供述調書における自称詞が被疑者の評価に与える影響

[責任発表者] 藤田 政博:1
[連名発表者] 日置 孝一:2, [連名発表者] 若林 宏輔:3
1:関西大学, 2:神戸大学, 3:立命館大学

目 的
 自称詞とは話者が自分自身を指す言葉である。印欧語の一人称に比較して日本語などの東アジアの言語における自称詞には多くのバリエーションがあり、それは話者の自己呈示のあり方や聞き手との関係性を反映している(長田, 2009)。
 自称詞によって、聞き手や第三者に与える影響が変わる場面として様々なものが考えられるが、形成された印象が話者の処遇に直接影響を及ぼす場面の一つとして犯罪等の取調べがある。取調べは、近年拡大している録音録画の他、伝統的には文章(供述調書)で記録されてきた。
 刑事裁判では法廷で被告人などから直接話を聞くことを原則としている(刑訴法320条1項)が、書面で代えることも認められている(321条〜328条)。
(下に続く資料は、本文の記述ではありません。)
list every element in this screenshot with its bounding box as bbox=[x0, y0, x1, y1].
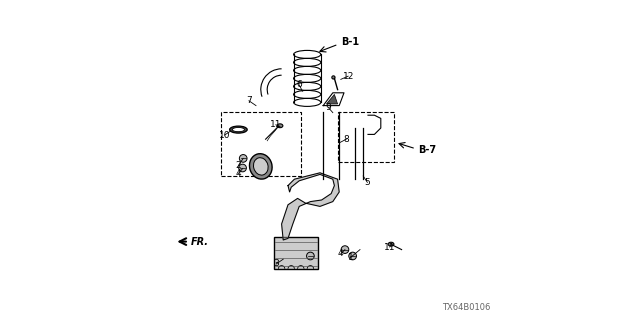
Text: B-1: B-1 bbox=[340, 37, 359, 47]
Text: 3: 3 bbox=[273, 260, 279, 268]
Ellipse shape bbox=[232, 127, 244, 132]
Text: 9: 9 bbox=[326, 103, 332, 112]
Text: 5: 5 bbox=[365, 178, 370, 187]
Ellipse shape bbox=[250, 154, 272, 179]
Text: 4: 4 bbox=[236, 169, 241, 178]
Text: 1: 1 bbox=[348, 253, 353, 262]
Ellipse shape bbox=[239, 164, 246, 172]
Text: 11: 11 bbox=[384, 243, 396, 252]
Ellipse shape bbox=[388, 242, 394, 246]
Ellipse shape bbox=[332, 76, 335, 79]
Text: 11: 11 bbox=[270, 120, 282, 129]
Text: 4: 4 bbox=[338, 249, 344, 258]
Ellipse shape bbox=[349, 252, 356, 260]
Text: 12: 12 bbox=[342, 72, 354, 81]
Text: FR.: FR. bbox=[191, 237, 209, 247]
Text: 10: 10 bbox=[219, 131, 230, 140]
Text: 6: 6 bbox=[296, 80, 302, 89]
Ellipse shape bbox=[230, 126, 247, 133]
Ellipse shape bbox=[307, 252, 314, 260]
Ellipse shape bbox=[239, 155, 247, 162]
Text: TX64B0106: TX64B0106 bbox=[442, 303, 490, 312]
FancyBboxPatch shape bbox=[274, 237, 319, 269]
Ellipse shape bbox=[253, 158, 268, 175]
Text: B-7: B-7 bbox=[419, 145, 436, 155]
Ellipse shape bbox=[341, 246, 349, 253]
Text: 2: 2 bbox=[236, 161, 241, 170]
Bar bbox=[338, 112, 394, 162]
Bar bbox=[221, 112, 301, 176]
Text: 8: 8 bbox=[344, 135, 349, 144]
Text: 7: 7 bbox=[246, 96, 252, 105]
Polygon shape bbox=[326, 94, 338, 104]
Ellipse shape bbox=[277, 124, 283, 128]
Polygon shape bbox=[282, 173, 339, 240]
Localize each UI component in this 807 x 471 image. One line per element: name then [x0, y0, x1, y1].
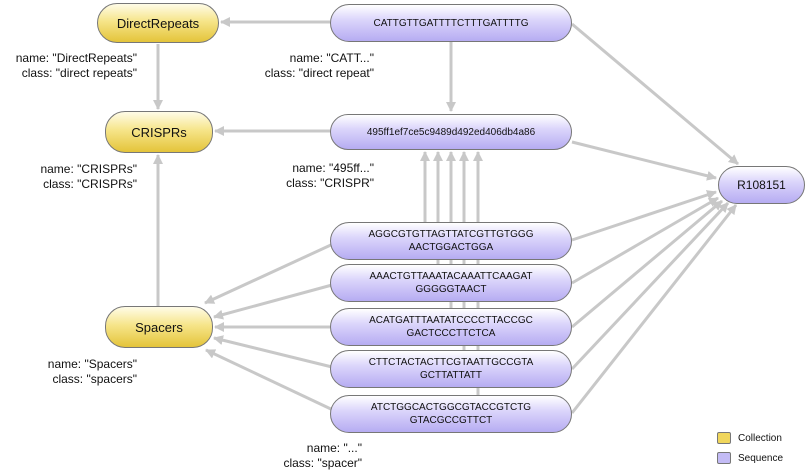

そして現実には裁判の運営上、供述調書をもって法廷で実際に話すことに代えることが多く行われている。そのため、供述調書は刑事裁判の事実認定において非情に重要な位置を占めることになる。
 供述調書の言葉遣いや文体(書きぶり)は警察や検察で概ね統一されているが、時代や捜査官によってばらつきもある。用語や書きぶりによって事実認定者が抱く印象やひいては被告人の刑罰の重さ等に影響がある可能性がある。
 そこで、供述調書における被疑者の自称詞が、調書の読者が持つ被疑者の印象に与える影響について検討した。
方 法
 近畿地方の3大学において、心理学の授業に参加した学部学生341名(男性136名、女性185名、平均年齢19.55歳, SD1.49)に対し、回答は任意であることを教示した上で授業中に質問紙への回答を要請した。質問紙には刑事裁判殺人未遂事件を犯して裁判にかけられた被告人の自白調書の全文と、被告人に対する評価、被告人にふさわしい刑罰の重さ、認知欲求尺度(神山・藤原, 1991)、フェイス項目を掲載した質問紙を配布した。自白調書に関して以下の6水準を用意した。被告人の自称詞に関して「俺」「僕」「私」の3水準、被害の程度を大(大怪我)小(無傷)2水準とする2要因6水準で、2要因とも被験者間要因の実験計画とした。終了後にデブリーフィングを行った。
結 果
 被告人に与えるべき懲役の年数、被告人の印象等8項目と被害大小の評価(7件法)に関して、3σ以上の外れ値を取除き、自称詞×被害大小×回答者性別の3要因の分散分析を行った。なお、Need for Cognition 15項目(α=.87)の合計得点を統制のため共変量として投入した。
 自称詞に係る分析結果のみを見ると、「被告人は怒っていたと思うか」という質問に対する回答に関して自称詞×性別の交互作用が有意(F(2, 444)=3.26, p =.040)であり、懲役年数に関して自称詞×被害の大小の交互作用が有意傾向であった(F(2, 446)=2.56, p=.080)(図1・2)。自称詞の主効果は「被告人に同情できるか」(F(2, 446)=3.11, p=.046)で有意、「良い人だと思うか」(F(2, 446)=2.56, p=.080)で有意傾向だった(表1)。
 男性は「僕」「私」と言う被告人は「俺」よりも挑発に対して怒っていたと回答したが、女性では差が見られなかった。被害が小さい時は「僕」「私」を自称すると懲役は短くなったが、被害が大きい時に「私」というと却って懲役が長かった。

考 察
 「僕」は同情できて良い人だと思われる一方、「俺」と「私」は「僕」に比べると低い評価であり、両者はほとんど変わらなかった。
 以上のように、自称詞によって被告人の印象や罰の重さが異なり得、しかもそれは判断者の性別や被害状況によって一律ではないことが示唆された。
引用文献
長田瑞恵 (2009). 自称詞の違いと印象形成 : 対象の性別・年齢との関連. 日本教育心理学会総会発表論文集, (51), 112.
神山貴弥・藤原武弘 (1991). 認知欲求尺度に関する基礎的研究. 社会心理学研究, 6(3), 184-192.
謝辞 本研究は、科研費 (基盤研究(B)15H03209代表: 堀田秀吾明治大学教授)の補助を受けた。